En général, la formule suivante est valable:
dette publique élevée + liquidités élevées + bonne conjoncture = inflation élevée.

PLUS D’INFLATION EN SUIVANT :

Cette formule décrit l’expérience historique que l’Allemagne a faite à deux reprises au XXe siècle. Durant les deux guerres mondiales, l’Etat s’est fortement endetté pour financer ses dépenses. Les banques centrales ont financé cela par un approvisionnement généreux en liquidités. Lorsque le besoin de biens civils s’est de plus en plus fait sentir après les guerres, les capacités correspondantes faisaient défaut et des augmentations de prix en ont résulté. Après la Première Guerre mondiale, il s’agissait d’une inflation ouverte et, après la Seconde guerre mondiale, d’une inflation cachée en raison du contrôle des prix. Dans les deux cas, une réforme monétaire a alors été nécessaire.

Une telle situation peut cependant également se produire en temps de paix. En effet, lors d’une récession, par exemple, l’Etat sollicite une part plus grande des capacités de production par l’augmentation de ses dépenses. La banque centrale met à disposition les liquidités nécessaires à cet effet. Lorsque la conjoncture redémarre, il en résulte des goulets d’étranglement au niveau des capacités si la politique budgétaire et monétaire demeure inchangée, et les prix augmentent. C’est la situation que nous vivons maintenant. Il y a des économistes qui parlent dans ce cas d’une «troisième guerre mondiale».

Mais l’inflation peut résulter encore d’une autre manière de la dette publique. Au cours des derniers siècles, les rois et les princes ont diminué la valeur du métal des pièces de monnaie pour diminuer leurs dettes. Il s’agissait de ce qu’on désigne par le terme anglais «debasement». Avec la monnaie de papier actuelle, cela n’est pas possible dans cette forme. Mais ici l’Etat peut se désendetter en ce sens qu’il favorise ou tolère une inflation. Il peut alors rembourser ses dettes avec de l’argent qui a moins de valeur.

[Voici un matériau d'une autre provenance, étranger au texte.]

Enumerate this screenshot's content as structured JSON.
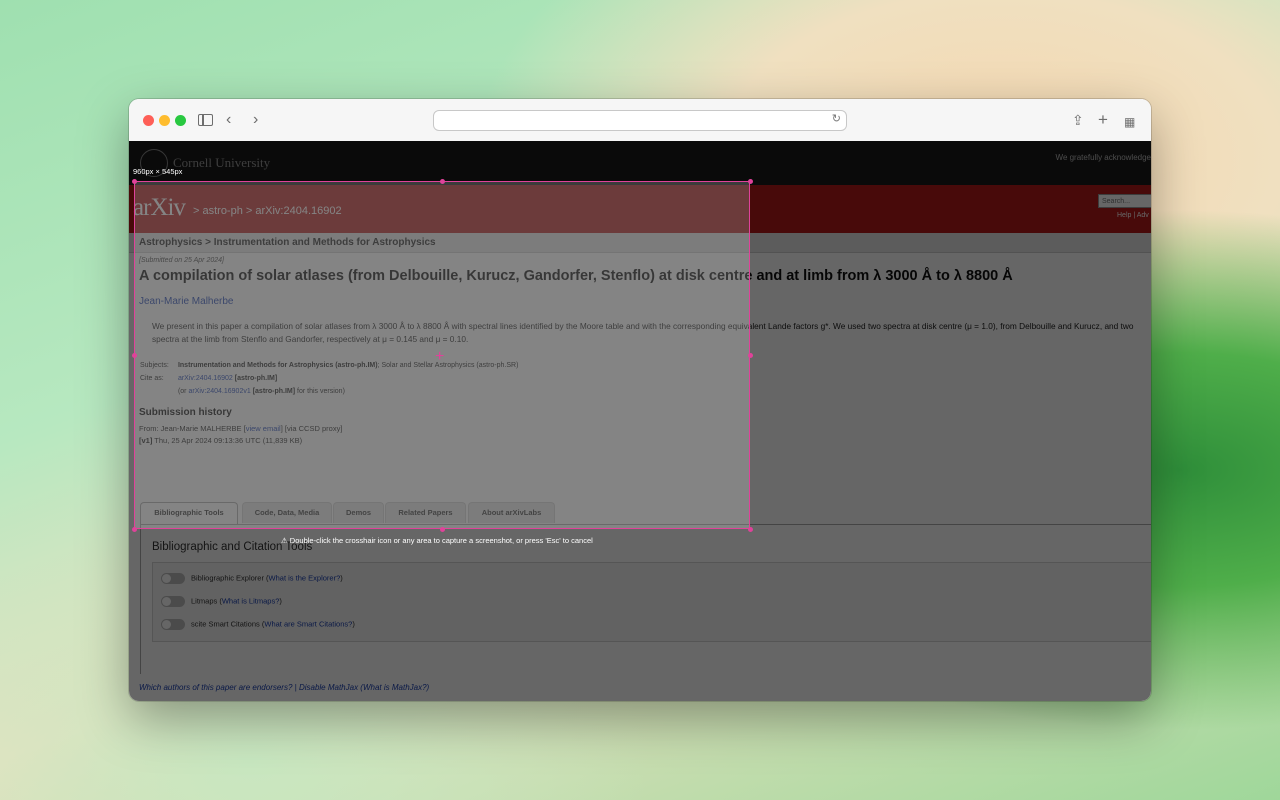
{
  "browser": {
    "address_value": "",
    "icons": [
      "sidebar-icon",
      "back-icon",
      "forward-icon",
      "reload-icon",
      "share-icon",
      "new-tab-icon",
      "tab-overview-icon"
    ]
  },
  "cornell": {
    "name": "Cornell University",
    "ack": "We gratefully acknowledge"
  },
  "arxiv": {
    "logo": "arXiv",
    "crumbs": "> astro-ph > arXiv:2404.16902",
    "search_placeholder": "Search...",
    "help": "Help | Adv"
  },
  "paper": {
    "subject_heading": "Astrophysics > Instrumentation and Methods for Astrophysics",
    "submitted": "[Submitted on 25 Apr 2024]",
    "title": "A compilation of solar atlases (from Delbouille, Kurucz, Gandorfer, Stenflo) at disk centre and at limb from λ 3000 Å to λ 8800 Å",
    "author": "Jean-Marie Malherbe",
    "abstract": "We present in this paper a compilation of solar atlases from λ 3000 Å to λ 8800 Å with spectral lines identified by the Moore table and with the corresponding equivalent Lande factors g*. We used two spectra at disk centre (μ = 1.0), from Delbouille and Kurucz, and two spectra at the limb from Stenflo and Gandorfer, respectively at μ = 0.145 and μ = 0.10.",
    "subjects_label": "Subjects:",
    "subjects_main": "Instrumentation and Methods for Astrophysics (astro-ph.IM)",
    "subjects_rest": "; Solar and Stellar Astrophysics (astro-ph.SR)",
    "cite_label": "Cite as:",
    "cite_link": "arXiv:2404.16902",
    "cite_tag": "[astro-ph.IM]",
    "version_prefix": "(or",
    "version_link": "arXiv:2404.16902v1",
    "version_tag": "[astro-ph.IM]",
    "version_suffix": "for this version)",
    "history_title": "Submission history",
    "from_prefix": "From: Jean-Marie MALHERBE [",
    "from_link": "view email",
    "from_suffix": "] [via CCSD proxy]",
    "v1_label": "[v1]",
    "v1_text": "Thu, 25 Apr 2024 09:13:36 UTC (11,839 KB)"
  },
  "tabs": [
    {
      "label": "Bibliographic Tools",
      "active": true
    },
    {
      "label": "Code, Data, Media",
      "active": false
    },
    {
      "label": "Demos",
      "active": false
    },
    {
      "label": "Related Papers",
      "active": false
    },
    {
      "label": "About arXivLabs",
      "active": false
    }
  ],
  "panel": {
    "title": "Bibliographic and Citation Tools",
    "toggles": [
      {
        "label": "Bibliographic Explorer (",
        "link": "What is the Explorer?",
        "close": ")",
        "on": false
      },
      {
        "label": "Litmaps (",
        "link": "What is Litmaps?",
        "close": ")",
        "on": false
      },
      {
        "label": "scite Smart Citations (",
        "link": "What are Smart Citations?",
        "close": ")",
        "on": false
      }
    ]
  },
  "footer": {
    "links": "Which authors of this paper are endorsers? | Disable MathJax (What is MathJax?)"
  },
  "capture": {
    "size_label": "960px × 545px",
    "hint": "⚠ Double-click the crosshair icon or any area to capture a screenshot, or press 'Esc' to cancel",
    "accent": "#e0429a"
  }
}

Dans une étude intéressante, les écono­mistes de la banque d’investissement amé­ricaine Morgan Stanley ont montré récemment qu’il ne s’agit pas là seulement d’une théorie (Spyros Andreopoulos: The Return of Debtflation, The Global Monetary Analyst, February 2010).

Le point de départ était de savoir comment les Etats-Unis sont parvenus, pendant les années d’après-guerre à réduire sensiblement leur dette publique constituée au cours de la Seconde Guerre mondiale (de 106% du produit intérieur brut en 1946 à 36% en 2003).

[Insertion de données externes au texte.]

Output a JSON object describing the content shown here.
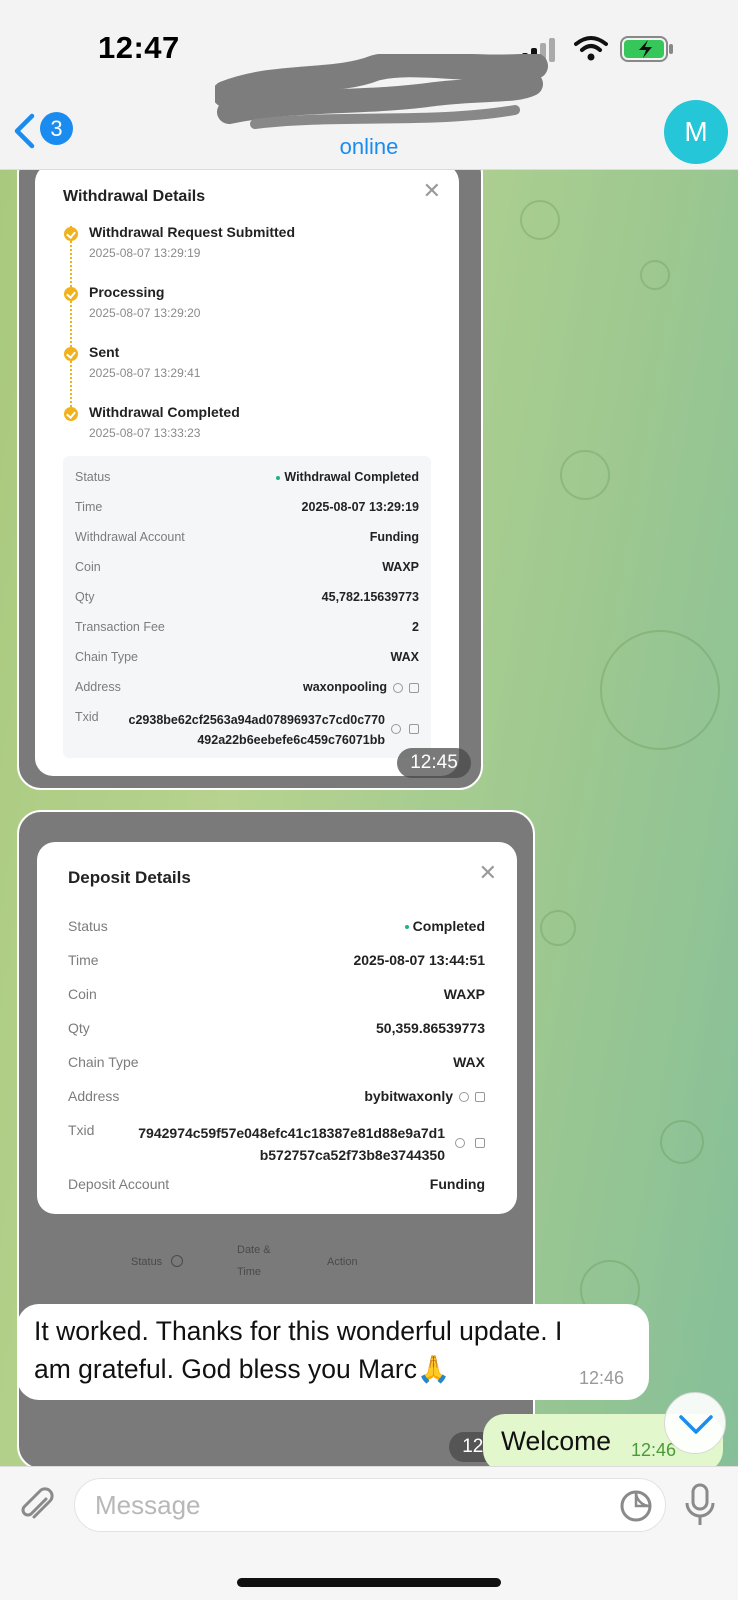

En principe, cela aurait été possible de trois manières:

(a) par une politique fiscale restrictive et la réalisation d’excédents budgétaires,

(b) par une croissance réelle élevée et un accroissement correspondant du produit intérieur brut ou

 (c) par une inflation plus élevée, donc une diminution de la valeur de l’argent.

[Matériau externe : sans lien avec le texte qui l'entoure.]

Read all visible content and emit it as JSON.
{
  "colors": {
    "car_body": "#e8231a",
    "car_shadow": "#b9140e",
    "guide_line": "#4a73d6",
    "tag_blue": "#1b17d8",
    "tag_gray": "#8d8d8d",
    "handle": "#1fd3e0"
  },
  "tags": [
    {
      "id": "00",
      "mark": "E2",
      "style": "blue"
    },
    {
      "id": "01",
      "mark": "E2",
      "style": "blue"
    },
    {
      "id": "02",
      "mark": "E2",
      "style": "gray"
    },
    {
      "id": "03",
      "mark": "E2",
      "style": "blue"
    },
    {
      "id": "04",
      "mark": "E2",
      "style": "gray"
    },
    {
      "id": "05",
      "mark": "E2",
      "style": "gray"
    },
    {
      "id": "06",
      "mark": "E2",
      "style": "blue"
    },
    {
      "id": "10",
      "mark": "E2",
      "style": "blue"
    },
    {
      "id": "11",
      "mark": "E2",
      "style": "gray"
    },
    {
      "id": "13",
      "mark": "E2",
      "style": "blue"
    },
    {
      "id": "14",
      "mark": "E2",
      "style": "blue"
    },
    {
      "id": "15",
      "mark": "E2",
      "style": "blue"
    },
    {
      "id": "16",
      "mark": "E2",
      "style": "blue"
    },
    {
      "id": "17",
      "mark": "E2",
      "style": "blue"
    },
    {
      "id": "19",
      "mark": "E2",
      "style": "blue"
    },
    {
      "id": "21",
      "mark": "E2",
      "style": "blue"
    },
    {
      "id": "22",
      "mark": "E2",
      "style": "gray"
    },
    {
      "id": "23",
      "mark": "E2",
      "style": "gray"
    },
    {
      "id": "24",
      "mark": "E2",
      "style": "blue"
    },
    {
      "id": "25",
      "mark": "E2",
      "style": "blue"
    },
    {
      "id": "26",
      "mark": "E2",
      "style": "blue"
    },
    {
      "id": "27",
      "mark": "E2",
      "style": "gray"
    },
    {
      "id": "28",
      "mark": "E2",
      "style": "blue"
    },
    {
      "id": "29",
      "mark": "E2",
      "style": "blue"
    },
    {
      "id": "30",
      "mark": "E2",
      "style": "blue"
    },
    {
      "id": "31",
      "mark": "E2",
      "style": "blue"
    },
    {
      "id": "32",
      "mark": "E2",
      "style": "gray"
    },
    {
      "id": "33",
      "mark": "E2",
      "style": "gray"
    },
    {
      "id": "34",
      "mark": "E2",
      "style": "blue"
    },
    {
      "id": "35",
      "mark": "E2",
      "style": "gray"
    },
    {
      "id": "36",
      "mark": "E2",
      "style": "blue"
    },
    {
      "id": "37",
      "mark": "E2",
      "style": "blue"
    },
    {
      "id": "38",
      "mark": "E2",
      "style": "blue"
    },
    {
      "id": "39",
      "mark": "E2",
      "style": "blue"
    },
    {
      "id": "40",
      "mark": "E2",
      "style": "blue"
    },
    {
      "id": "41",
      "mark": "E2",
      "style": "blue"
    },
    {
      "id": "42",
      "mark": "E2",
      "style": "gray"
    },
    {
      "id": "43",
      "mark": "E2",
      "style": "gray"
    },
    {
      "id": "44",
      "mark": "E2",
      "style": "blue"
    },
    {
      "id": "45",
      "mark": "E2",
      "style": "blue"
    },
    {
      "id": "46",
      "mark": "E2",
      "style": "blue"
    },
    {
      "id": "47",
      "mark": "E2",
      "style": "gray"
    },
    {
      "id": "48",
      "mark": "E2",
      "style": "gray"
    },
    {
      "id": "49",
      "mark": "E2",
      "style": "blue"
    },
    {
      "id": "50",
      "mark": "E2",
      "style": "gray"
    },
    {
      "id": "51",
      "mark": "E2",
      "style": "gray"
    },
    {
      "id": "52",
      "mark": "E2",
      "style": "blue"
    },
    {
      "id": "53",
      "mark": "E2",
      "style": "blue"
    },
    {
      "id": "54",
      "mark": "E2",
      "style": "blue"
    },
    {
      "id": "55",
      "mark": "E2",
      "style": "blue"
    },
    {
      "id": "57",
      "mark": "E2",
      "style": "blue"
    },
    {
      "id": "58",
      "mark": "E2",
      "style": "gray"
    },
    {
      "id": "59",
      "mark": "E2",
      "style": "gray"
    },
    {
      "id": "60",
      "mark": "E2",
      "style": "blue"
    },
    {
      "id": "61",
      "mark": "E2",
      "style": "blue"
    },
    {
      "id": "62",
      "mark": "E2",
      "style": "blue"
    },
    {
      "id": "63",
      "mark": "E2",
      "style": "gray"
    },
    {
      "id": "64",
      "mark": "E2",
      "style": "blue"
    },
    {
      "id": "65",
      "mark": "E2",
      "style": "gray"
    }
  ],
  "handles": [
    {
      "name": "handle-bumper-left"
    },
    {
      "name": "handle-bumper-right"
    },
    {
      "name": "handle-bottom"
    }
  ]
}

Résultat de l’étude: c’est en premier lieu l’inflation qui a réduit la dette publique. La croissance réelle de l’après-guerre a elle aussi fourni sa contribution. Dans la politique budgétaire, on a en revanche continué d’accepter des déficits, même s’ils ont été inférieurs aux précédents.

Pour l’Europe, un tel calcul n’est malheureusement pas possible parce qu’une série d’Etats s’étaient acquittés de leurs dettes par le biais de réformes monétaires après la guerre.

Toutefois, Morgan Stanley fait également un calcul intéressant pour l’avenir: si les Américains ne veulent pas voir leur dette publique actuelle s’alourdir au cours des prochaines années (en se basant sur 60%), ils ont deux alternatives:

– Soit ils maintiennent l’inflation à un niveau constant de 2%. Ils doivent alors réaliser des excédents budgétaires de 2,4% (excédents primaires, cela signifie compte non tenu des paiements d’intérêts).

– Soit ils renoncent à ces excédents budgétaires et doivent alors tolérer une inflation de 4 à 6% par année.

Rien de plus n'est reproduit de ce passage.